Nada dejó de lado Katherine Mansfield en su obra poética. Exploró las raíces de lo genial y lo triste tanto o más que la incertidumbre que desdeña de la caricatura de uno mismo. De ahí, que en sus poemas oscile de lo infantil a lo macabro. De la nostalgia a la ironía. De la mueca a la reivindicación. O del amor al fracaso. Una obra poética que exploró siempre el lado más sensual de la experiencia humana que trata de llevarnos a un espacio y a un tiempo en el que llegar a conocernos mejor; a trasladar a la realidad la conjetura de los sueños que necesitan una vía de salida, y que ella explora contraponiendo la alegría a la tristeza, el pasado con el presente, o lo estético con lo político.
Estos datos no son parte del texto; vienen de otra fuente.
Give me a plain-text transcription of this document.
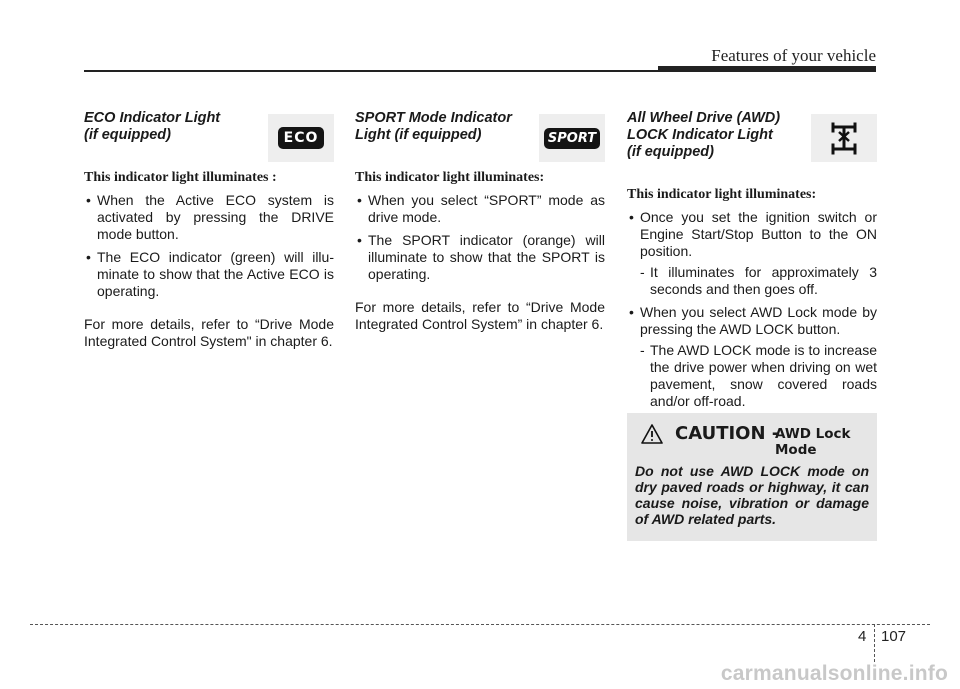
Features of your vehicle
ECO Indicator Light
(if equipped)	ECO

This indicator light illuminates :

• When the Active ECO system is activated by pressing the DRIVE mode button.
• The ECO indicator (green) will illu-minate to show that the Active ECO is operating.
For more details, refer to “Drive Mode Integrated Control System" in chapter 6.
SPORT Mode Indicator
Light (if equipped)	SPORT

This indicator light illuminates:

• When you select “SPORT” mode as drive mode.
• The SPORT indicator (orange) will illuminate to show that the SPORT is operating.
For more details, refer to “Drive Mode Integrated Control System” in chapter 6.
All Wheel Drive (AWD)
LOCK Indicator Light
(if equipped)

This indicator light illuminates:

• Once you set the ignition switch or Engine Start/Stop Button to the ON position.
- It illuminates for approximately 3 seconds and then goes off.
• When you select AWD Lock mode by pressing the AWD LOCK button.
- The AWD LOCK mode is to increase the drive power when driving on wet pavement, snow covered roads and/or off-road.
CAUTION -
AWD Lock Mode
Do not use AWD LOCK mode on dry paved roads or highway, it can cause noise, vibration or damage of AWD related parts.
4 107
carmanualsonline.info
Todas ellas, muestras de su ímpetu vital que sólo decayó los últimos meses de su vida cuando su cuerpo no pudo sobreponerse a la enfermedad. Poemas donde aparece la figura del infante que se ensalza como la división entre la realidad y el mito. Una especie de mito que ella denomina como «niño cambiado». De ese tránsito literario y vital surge el deseo de ser una mujer nueva. Una mujer que Virginia Woolf definió así: «Desdibujado fantasma de ojos fijos, labios burlones, y al final, la corona clavada en su pelo». Una criatura terrestre que deambuló tras la soledad y la incomprensión, pero que siempre persiguió un sentido de la aventura que la alejara del odio (su emoción favorita) y la acercara a Dickens o Wilde como mejor forma de expresar su pronunciado sentido literario entre lo mágico y lo cotidiano.
El pájaro herido(*)
En el amplio lecho
bajo la colcha verde bordada
con flores y hojas que siempre parecen
estremecerse
ella es como un pájaro herido que
descansa en un remanso.
El cazador disparó su dardo
y la alcanzó en el pecho,
provocó una herida, mas no la
muerte.
Ay, alas mías, alzadme —
¡alzadme!
¡No estoy horriblemente herida!
Cayó y permaneció quieta.
Llegaron al borde del remanso
gentes amables con cestas
«¡Sin duda lo que el pobre pájaro
quiere es comida!».
Sus petates y bolsillos se
henchían casi hasta reventar
de migajas de la cena y sobras
del almuerzo de los sirvientes.
¡Ay, cuánto les complacía dar algo de verdad!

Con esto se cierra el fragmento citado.